May I suggest that you write, that you keep journals, that you express your thoughts on paper. Writing is a great discipline. It is a tremendous educational effort. It will assist you in various ways, and you will bless the lives of many-your families and others-now and in the years to come, as you put on paper some of your experiences and some of your musings.
If you serve a mission faithfully and well, you will be a better husband, you will be a better father, you will be a better student, a better worker in your chosen vocation. Love is of the essence of this missionary work. Selflessness is of its very nature. Self-discipline is its requirement. Prayer opens its reservoir of power.
We live in a society that feeds on criticism. It is so easy to find fault, and to resist doing so requires much discipline.
Cultivate within yourselves the mighty power of self-discipline.
Be strong-be strong in the discipline of self. How many otherwise good men squander their strength and dissipate their will and literally destroy their lives because they have not the power of self-discipline.
One of the great tragedies we witness almost daily is the tragedy of men of high aim and low achievement. Their motives are noble. Their proclaimed ambition is praiseworthy. Their capacity to achieve is great. But their discipline is weak. They succumb to indolence. Appetite robs them of will.
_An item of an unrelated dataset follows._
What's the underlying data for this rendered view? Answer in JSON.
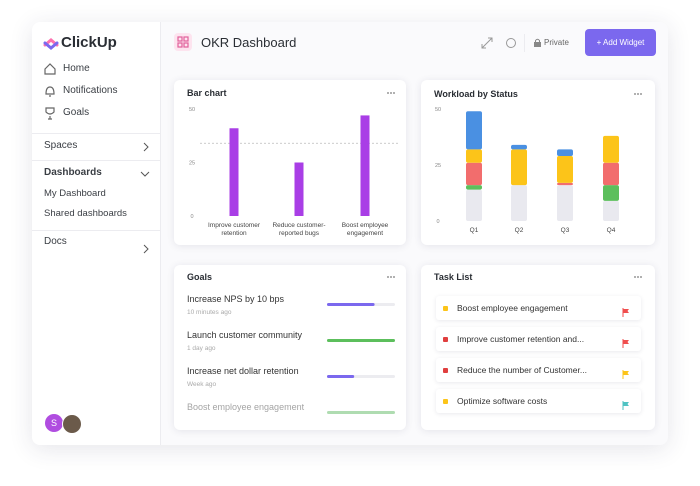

Selfishness so often is the basis of money problems, which are a very serious and real factor affecting the stability of family life. Selfishness is at the root of adultery, the breaking of solemn and sacred covenants to satisfy selfish lust. Selfishness is the antithesis of love. It is a cankering expression of greed. It destroys self-discipline. It obliterates loyalty. It tears up sacred covenants. It afflicts both men and women.
We pledge our loyalty; we affirm our determination to be of good courage; we declare, sometimes even publicly, that come what may we will do the right thing, that we will stand for the right cause, that we will be true to ourselves and to others. Then the pressures begin to build. Sometimes these are social pressures. Sometimes they are personal appetites. Sometimes they are false ambitions. There is a weakening of the will. There is a softening of discipline. There is capitulation. And then there is remorse, self-accusation, and bitter tears of regret.
When an individual is motivated by great and powerful convictions of truth, then he disciplines himself, not because of the demands of the church, but because of the knowledge within his heart
No system can long command the loyalties of men and women which does not expect of them certain measures of discipline, and particularly self-discipline. The cost in comfort may be great. The sacrifice may be real. But this very demanding reality is the substance of which comes character and strength and nobility. Permissiveness never produced greatness. Integrity, loyalty, and strength are virtues whose sinews are developed through the struggles that go on within as we practice self-discipline under the demands of divinely spoken truth.
The discipline that is needed in our lives is the discipline that comes from within.
The Voice of Heaven is a still small voice. The voice of peace in the home is a quiet voice. There is need for much discipline in marriage, not of one's companion, but of oneself... When couples cultivate the art of the soft answer, it blesses their home, their life together, and their companionship.